The proposed TI security architecture 2.0 introduces a zero trust approach without relying on proprietary components. Instead, it leverages the security functions of users’ existing healthcare devices to authorize individual service access. Various scenarios, such as access by insured parties, medical practices, or hospitals, have been explored.
Furthermore, the new security architecture allows for the expansion of the user pool. Unlike the existing VPN infrastructure, TI 2.0 provides standard access mechanisms for all user groups, including those using mobile devices.
Another advantage is that access control considers factors beyond user identity, such as time, location, and end device security requirements. The dynamic set of rules for authorizing healthcare data access evolves with technological advancements, quickly integrating developments in information security and healthcare service usage changes.
Access requirements can be tailored to different user groups and applications based on risk.

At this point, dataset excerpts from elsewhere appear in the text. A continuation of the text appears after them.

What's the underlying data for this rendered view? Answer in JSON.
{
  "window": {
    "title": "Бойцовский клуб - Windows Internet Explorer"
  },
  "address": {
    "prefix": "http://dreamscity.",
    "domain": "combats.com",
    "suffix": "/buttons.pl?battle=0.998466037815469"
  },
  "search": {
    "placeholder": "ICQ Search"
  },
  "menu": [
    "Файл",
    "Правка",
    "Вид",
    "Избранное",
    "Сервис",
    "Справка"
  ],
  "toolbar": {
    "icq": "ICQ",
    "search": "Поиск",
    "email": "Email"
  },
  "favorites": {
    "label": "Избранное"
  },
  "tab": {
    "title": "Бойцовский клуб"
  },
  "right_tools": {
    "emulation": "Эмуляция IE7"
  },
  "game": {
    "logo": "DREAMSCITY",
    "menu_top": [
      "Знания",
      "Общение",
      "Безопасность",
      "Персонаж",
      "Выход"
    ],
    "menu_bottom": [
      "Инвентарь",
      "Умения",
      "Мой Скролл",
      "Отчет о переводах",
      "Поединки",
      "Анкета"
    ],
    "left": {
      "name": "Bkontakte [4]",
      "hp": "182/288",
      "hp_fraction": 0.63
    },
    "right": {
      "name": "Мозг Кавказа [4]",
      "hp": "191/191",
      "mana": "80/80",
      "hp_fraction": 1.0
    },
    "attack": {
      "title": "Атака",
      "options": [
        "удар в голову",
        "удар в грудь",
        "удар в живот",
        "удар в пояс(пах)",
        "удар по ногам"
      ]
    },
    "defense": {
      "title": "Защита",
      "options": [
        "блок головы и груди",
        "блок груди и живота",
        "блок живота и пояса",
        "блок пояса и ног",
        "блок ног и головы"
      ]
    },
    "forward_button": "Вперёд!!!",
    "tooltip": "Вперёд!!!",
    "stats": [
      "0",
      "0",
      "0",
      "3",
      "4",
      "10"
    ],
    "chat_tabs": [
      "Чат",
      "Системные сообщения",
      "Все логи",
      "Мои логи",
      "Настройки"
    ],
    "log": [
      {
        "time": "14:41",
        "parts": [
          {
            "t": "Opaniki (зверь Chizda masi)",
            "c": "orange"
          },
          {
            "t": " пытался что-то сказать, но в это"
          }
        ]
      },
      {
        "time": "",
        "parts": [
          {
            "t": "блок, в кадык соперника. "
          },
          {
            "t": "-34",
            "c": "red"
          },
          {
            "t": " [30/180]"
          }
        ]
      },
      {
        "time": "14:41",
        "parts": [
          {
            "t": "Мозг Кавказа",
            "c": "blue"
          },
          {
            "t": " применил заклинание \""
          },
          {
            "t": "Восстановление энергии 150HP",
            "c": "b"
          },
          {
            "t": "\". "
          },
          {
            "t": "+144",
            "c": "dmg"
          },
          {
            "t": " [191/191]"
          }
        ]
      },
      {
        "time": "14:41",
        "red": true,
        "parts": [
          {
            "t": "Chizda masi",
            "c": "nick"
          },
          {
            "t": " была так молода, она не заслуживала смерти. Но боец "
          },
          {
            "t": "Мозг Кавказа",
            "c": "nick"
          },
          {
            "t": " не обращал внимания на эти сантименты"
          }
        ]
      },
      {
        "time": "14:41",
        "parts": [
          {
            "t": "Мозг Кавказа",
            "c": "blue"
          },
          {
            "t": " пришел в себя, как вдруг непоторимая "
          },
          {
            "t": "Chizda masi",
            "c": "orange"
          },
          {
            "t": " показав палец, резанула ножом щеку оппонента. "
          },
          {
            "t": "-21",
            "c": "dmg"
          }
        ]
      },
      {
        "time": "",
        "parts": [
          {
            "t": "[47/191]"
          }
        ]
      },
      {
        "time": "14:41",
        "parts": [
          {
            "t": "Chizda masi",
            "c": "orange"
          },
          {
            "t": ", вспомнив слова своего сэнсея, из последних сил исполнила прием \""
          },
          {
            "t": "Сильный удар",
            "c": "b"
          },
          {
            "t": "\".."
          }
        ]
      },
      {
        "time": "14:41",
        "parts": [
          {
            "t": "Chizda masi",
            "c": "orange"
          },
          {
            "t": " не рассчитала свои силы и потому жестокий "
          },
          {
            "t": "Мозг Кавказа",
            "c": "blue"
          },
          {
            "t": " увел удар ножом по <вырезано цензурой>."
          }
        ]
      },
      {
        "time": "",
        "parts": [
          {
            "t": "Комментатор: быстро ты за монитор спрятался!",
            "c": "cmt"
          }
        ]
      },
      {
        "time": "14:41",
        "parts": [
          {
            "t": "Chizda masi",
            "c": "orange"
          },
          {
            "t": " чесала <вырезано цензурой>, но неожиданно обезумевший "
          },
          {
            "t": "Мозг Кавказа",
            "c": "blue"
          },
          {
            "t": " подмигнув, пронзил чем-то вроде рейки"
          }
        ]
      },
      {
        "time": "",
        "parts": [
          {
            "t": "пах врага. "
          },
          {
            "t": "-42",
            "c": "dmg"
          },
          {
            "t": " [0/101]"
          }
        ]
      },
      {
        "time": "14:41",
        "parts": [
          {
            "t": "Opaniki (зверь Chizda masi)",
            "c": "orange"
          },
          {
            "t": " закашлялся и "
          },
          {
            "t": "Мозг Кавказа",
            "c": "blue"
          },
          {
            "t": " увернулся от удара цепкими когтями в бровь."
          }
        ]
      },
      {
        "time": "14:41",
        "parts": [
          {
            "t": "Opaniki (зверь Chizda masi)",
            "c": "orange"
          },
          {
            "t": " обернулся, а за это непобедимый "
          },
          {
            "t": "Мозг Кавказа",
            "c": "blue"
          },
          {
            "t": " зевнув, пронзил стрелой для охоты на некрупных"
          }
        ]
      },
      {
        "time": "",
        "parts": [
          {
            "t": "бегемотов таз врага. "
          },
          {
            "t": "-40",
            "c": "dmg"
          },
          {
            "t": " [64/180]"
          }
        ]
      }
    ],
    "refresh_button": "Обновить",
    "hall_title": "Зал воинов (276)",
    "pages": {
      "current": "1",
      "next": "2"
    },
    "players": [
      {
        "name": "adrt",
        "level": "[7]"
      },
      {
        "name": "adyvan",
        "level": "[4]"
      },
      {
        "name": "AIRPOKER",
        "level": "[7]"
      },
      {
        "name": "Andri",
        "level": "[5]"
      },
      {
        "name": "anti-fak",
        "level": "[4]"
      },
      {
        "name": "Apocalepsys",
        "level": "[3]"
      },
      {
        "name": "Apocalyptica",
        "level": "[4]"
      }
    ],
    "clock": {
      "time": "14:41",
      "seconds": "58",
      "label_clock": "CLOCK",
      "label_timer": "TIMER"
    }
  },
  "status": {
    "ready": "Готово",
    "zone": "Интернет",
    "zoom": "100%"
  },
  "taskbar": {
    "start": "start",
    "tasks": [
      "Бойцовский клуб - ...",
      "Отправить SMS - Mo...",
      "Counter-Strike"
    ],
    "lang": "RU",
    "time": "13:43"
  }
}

For example, stricter security measures may be necessary for doctors accessing extensive patient data compared to insured parties seeking their own personal data.
In healthcare, secure patient data management and data protection are paramount. Therefore, the new design from Fraunhofer AISEC and its partners aims to prevent single actors from having excessive power by requiring multiple elements for access to healthcare services. Access to TI 2.0 may necessitate not only proof of identity but also verification of a one-time registered device to ensure that stolen or manipulated identity credentials or devices cannot grant access.
Given that the telematics infrastructure primarily processes patients’ personal healthcare data, TI 2.0 adheres to rigorous security standards. The architecture employs established standard components in identity and access management within the context of zero trust to meet these requirements.